We are in the midst of one of the heaviest months ever (July) for resets on adjustable-rate mortgages (many being subprime loans). This is important because it will trigger more than the customary number of defaults and foreclosures. Once this is behind us though, we should be closer to finding a bottom in housing (although don't expect a V-shaped recovery). We are still using broker-sold CDs, purchasing most as new issues at par (receive the same amount back at maturity as we invest) and always investing under the FDIC limit per issuer. The yields are very competitive and if an investor ladders the maturities, they are somewhat protected from big interest rate moves in either direction.
Herbert G. Hopwood, CFP, CFA, president, Hopwood Financial Services Inc., Great Falls, Va.
I think rates will pretty much stay where they are for August. The stock and bond markets will be watching the early poll reports to see which way November may swing and oil prices will most likely continue to keep everyone nervous. The Fed has other tricks in their bag I think they will use for now and leave rates alone. So my vote is that they will remain mostly flat for August.

There are some banks, like National City, that still have investment grade ratings, a lot of assets ($155 billion in this case), and a six-month yield to maturity of over 9.5 percent! You can even get a YTM of over 10 percent by extending the maturity another couple of months! Now it is not FDIC-insured, but it would take a lot for this bank to fold in just six months, especially after all that is already built into this market. We have been using some of these notes that have high coupons and low prices to compliment some of the guaranteed holdings our clients own. It seems like a reasonably safe option for the right person.
Jason Flurry, CFP, president, Legacy Partners Financial Group, Woodstock, Ga.

I believe the increasing demands for liquidity from banks will be higher than the additional supply of funds from investors, even though there is a small flight to safety, and this demand will lead to higher rates. I am still cautioning investors to stay short in their maturities as the premium for going out more than a year or two does not seem justified in light of some of the recent inflation numbers.
William Z. Suplee IV, CFA, CFP, Structured Asset Management Inc., Paoli, Pa
The best investment weary savers can make right now is in an economy-sized bottle of aspirin. This hangover is not going away any time soon.

A wise course of action should focus on one's overall financial position, rather than trying to uncover low-risk alternatives that will generate better-than-average returns. The belief that alchemy is possible if we all believe in it has proven false; so it's time to get back to a solid appreciation for fundamentals.

Spend wisely, save aggressively, consider recalibrating your financial goals and objectives, and realize that these are difficult times, healing times.

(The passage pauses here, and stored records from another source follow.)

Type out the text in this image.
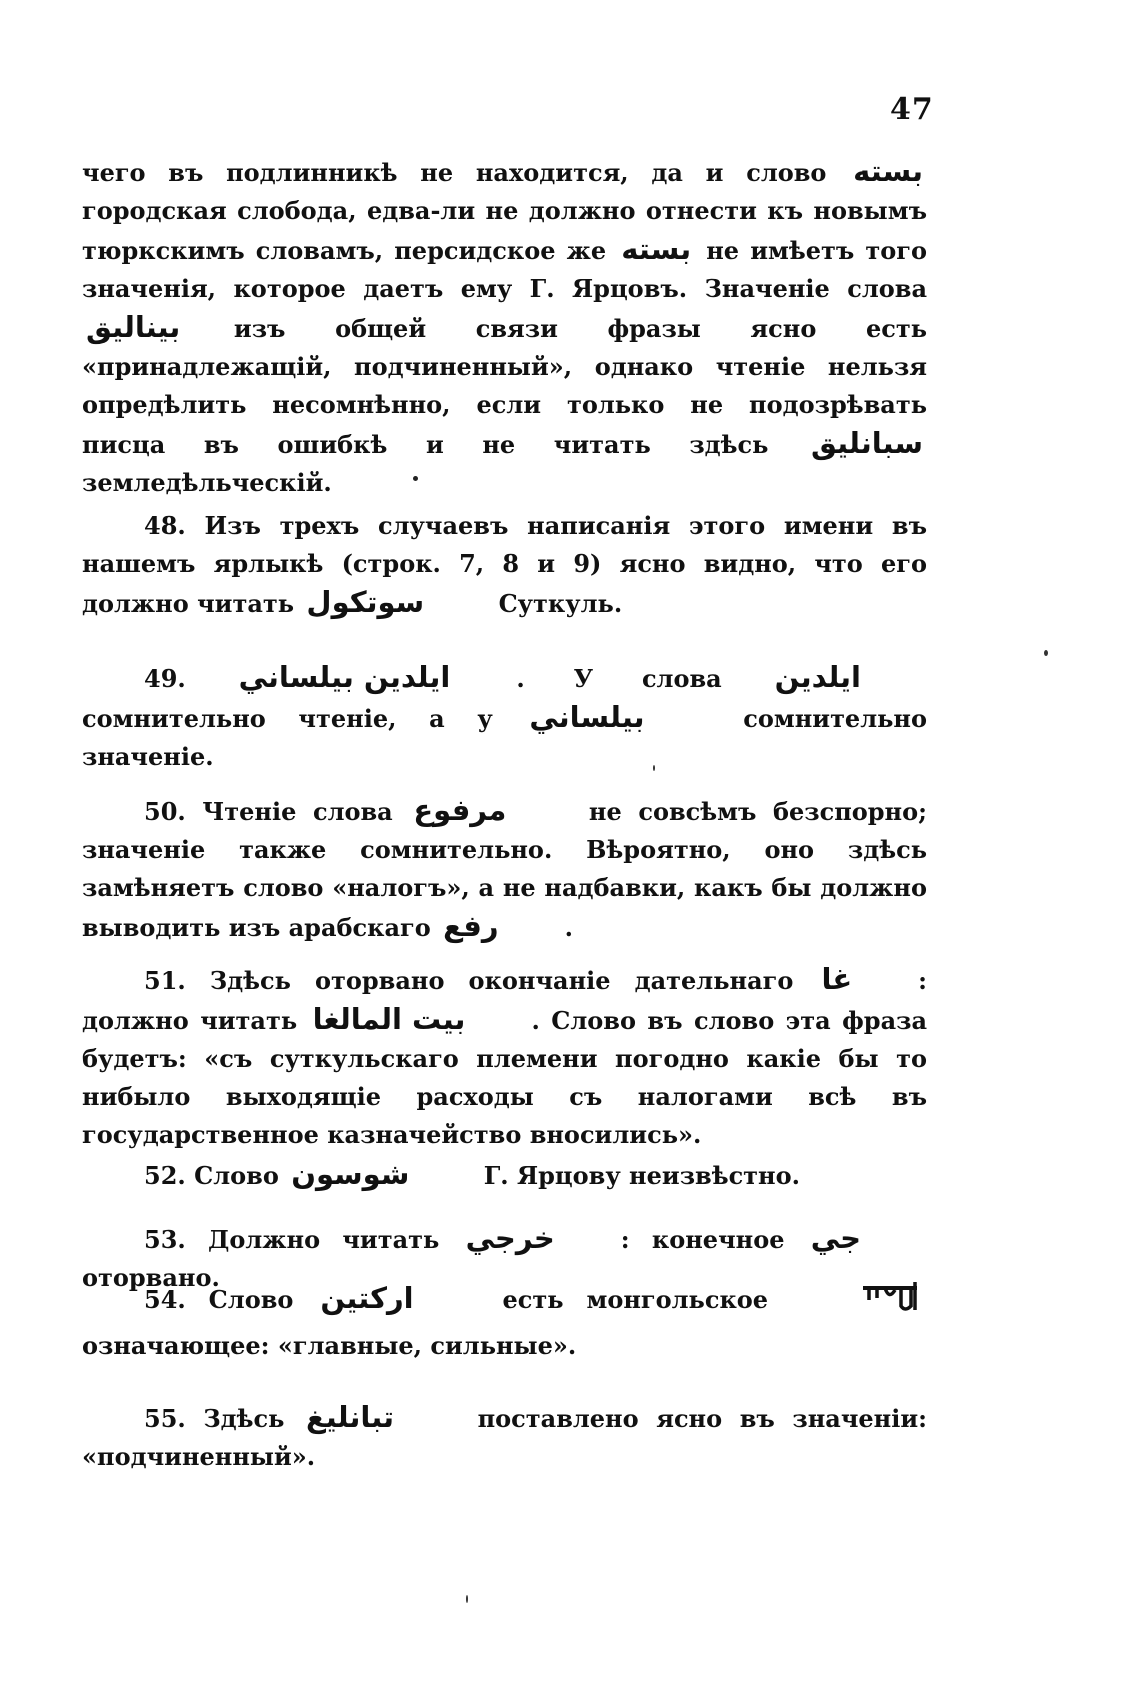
47

чего въ подлинникѣ не находится, да и слово بسته городская слобода, едва-ли не должно отнести къ новымъ тюркскимъ словамъ, персидское же بسته не имѣетъ того значенія, которое даетъ ему Г. Ярцовъ. Значеніе слова بيناليق изъ общей связи фразы ясно есть «принадлежащій, подчиненный», однако чтеніе нельзя опредѣлить несомнѣнно, если только не подозрѣвать писца въ ошибкѣ и не читать здѣсь سبانليق земледѣльческій.

48. Изъ трехъ случаевъ написанія этого имени въ нашемъ ярлыкѣ (строк. 7, 8 и 9) ясно видно, что его должно читать سوتكول	Суткуль.

49. ايلدين بيلساني	. У слова ايلدين сомнительно чтеніе, а у بيلساني	сомнительно значеніе.

50. Чтеніе слова مرفوع	не совсѣмъ безспорно; значеніе также сомнительно. Вѣроятно, оно здѣсь замѣняетъ слово «налогъ», а не надбавки, какъ бы должно выводить изъ арабскаго رفع	.

51. Здѣсь оторвано окончаніе дательнаго غا	: должно читать بيت المالغا	. Слово въ слово эта фраза будетъ: «съ суткульскаго племени погодно какіе бы то нибыло выходящіе расходы съ налогами всѣ въ государственное казначейство вносились».

52. Слово شوسون	Г. Ярцову неизвѣстно.

53. Должно читать خرجي	: конечное جي оторвано.

54. Слово اركتين	есть монгольское  означающее: «главные, сильные».

55. Здѣсь تبانليغ	поставлено ясно въ значеніи: «подчиненный».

Look at it this way. This mountain road is icier than ever. It's not the time for a hungover driver to be looking to make up time. The goal is simply to make it home safe and sound.
Daniel Wishnatsky, CFP, Special Kids Financial, Phoenix

Savers should keep maturities on the short-term side or ladder maturities so that at least one CD is maturing every year. It appears that the Fed's next move will be to raise rates, but that may not be for a while.
Lauren Prince, CFP, Prince Financial Advisory, New York

Bankrate's analysts Short-term Long-term
Although the Fed talks tough about inflation, they are no closer to doing anything about it. Worries about the economy will keep the Fed on the sidelines and mean limited upside for CD yields.
Greg McBride, senior financial analyst, Bankrate.com
We've been seeing a slow but fairly steady upward trend in the CDs that Bankrate surveys each week. Look for this to continue despite the Fed holding short-term interest rates steady.